Animali fantastici in Valgrande
Chiara Dallavalle
Finalmente il meteo e l’allentamento delle restrizioni legate alla pandemia ci hanno permesso la prima escursione dell’anno in Valgrande. Il percorso scelto è un giro ad anello che, partendo dall’alpe Ompio, si snoda sul versante nord della vallata fino all’antico Curt di Corte Buè per poi salire alla Colma di Vercio e ridiscendere a Ompio passando per il punto panoramico del Monte Fajè.

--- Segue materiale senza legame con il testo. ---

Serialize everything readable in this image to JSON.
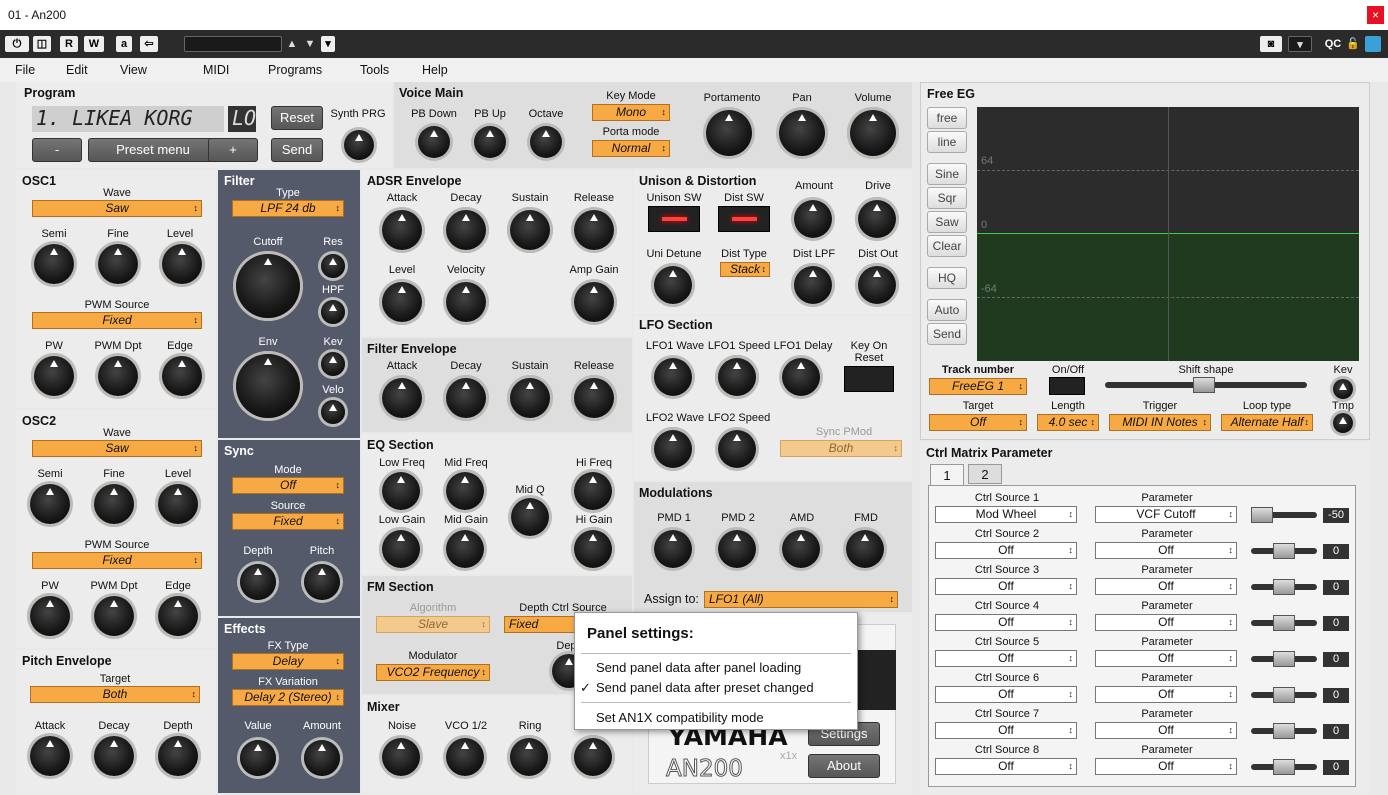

Appena sopra il rifugio Fantoli, all’ingresso nell’immensa faggeta che ricopre il versante nord del Monte Fajè, imbocchiamo il sentiero che ci porterà a Corte Buè. Bastano pochi passi per entrare in un’altra dimensione, quella selvaggia e remota della Valgrande. A parte il fruscio delle foglie mosse dai nostri passi, il silenzio è assoluto. Il sentiero in alcuni punti si fa impervio, inerpicandosi su speroni di roccia, oppure attraversando stretti valloni ancora ricoperti dalla neve. Persino nei suoi confini esterni, la Valgrande mostra tutta la sua inacessibilità, e rimango sempre stupita di come nei secoli scorsi i valligiani abbiano saputo creare un equilibrio con questo territorio così difficile, adattandovisi ma anche modellandolo per potervi ricavare di che vivere.
La relazione con una natura lussureggiante e indomabile, che a tratti annichilisce il visitatore nella sua magnificenza, ha senza dubbio dato vita a leggende e storie, che testimoniano la valenza quasi sovrannaturale di questo ambiente. Ad esempio, la presenza estremamente diffusa di rettili pare essere all’origine della figura fantastica del basilisco, bazalesch o bagialisch a seconda dei dialetti locali, una creatura ricorrente nel folklore ossolano. Si tratta di uno strano animale dal corpo di serpente, ma con il becco e la cresta di gallina, e le ali, dotato del potere di ipnotizzare le persone. Spesso nel folklore contadino sono presenti esseri mostruosi dalla forma di serpente, un animale che nell’iconografia cristiana viene associato al Diavolo e visto quindi come l’incarnazione del Male. In realtà andando a scavare in un tempo un po’ più remoto, scopriamo che il serpente è una potenza ctonia, che, attraverso lo svolgersi delle sue spire, simboleggia il rinnovamento dell’energia vitale. Nell’Europa Antica raccontata da Marija Gimbutas, una delle forme assunte dalla Dea Madre è proprio la Dea Serpente, sopravvissuta nelle epoche successive attraverso credenze e ritualità locali in cui i serpenti erano custodi delle fonti d’acqua, portatori di benedizioni e di fertilità, e messaggeri della primavera. La spirale della forma arrotolata del serpente è un’immagine quasi universale della vita, che richiama il fluire dell’acqua e il movimento perpetuo dell’energia cosmica. Lo ritroviamo in numerose testimonianze archeologiche dell’Europa Antica, a partire dai famosi motivi a spirale irlandesi della valle del Boyne, ma anche nella rappresentazione dell’energia kundalini, che giace quiescente alla base della colonna vertebrale, arrotolata proprio in forma di serpente. I rettili fantastici della tradizione alpina sembrano quindi testimoniare la persistenza di arcani frammenti dell’iconografia della Dea Serpente e del suo simbolismo, laddove vengono rappresentati come animali dotati di poteri sovrannaturali, che incutono timore e reverenza, e che segnano il continuo contatto con quel mondo sovrannaturale che nell’immaginario collettivo delle genti di montagna permeava anche il mondo reale.
Note tecniche
Il punto di partenza dell’escursione è Ruspesso, a circa 20 minuti di auto da Verbania. Ad una decina di minuti di cammino dal rifugio Fantoli, troviamo l’incrocio da cui parte sia il sentiero che sale al Monte Fajè, sia quello che scende verso Corte Buè. Da lì proseguiamo in saliscendi per circa 2 ore costeggiando la dorsale della montagna. Poco prima di raggiungere il Curt, si stacca il sentiero, ben segnalato, che con un dislivello di circa 400 m ci porta alla Colma di Vercio in un’ora abbondante. Da lì, costeggiando il crinale che si affaccia sull’Ossola, in un’altra ora ritorniamo al rifugio Fantoli.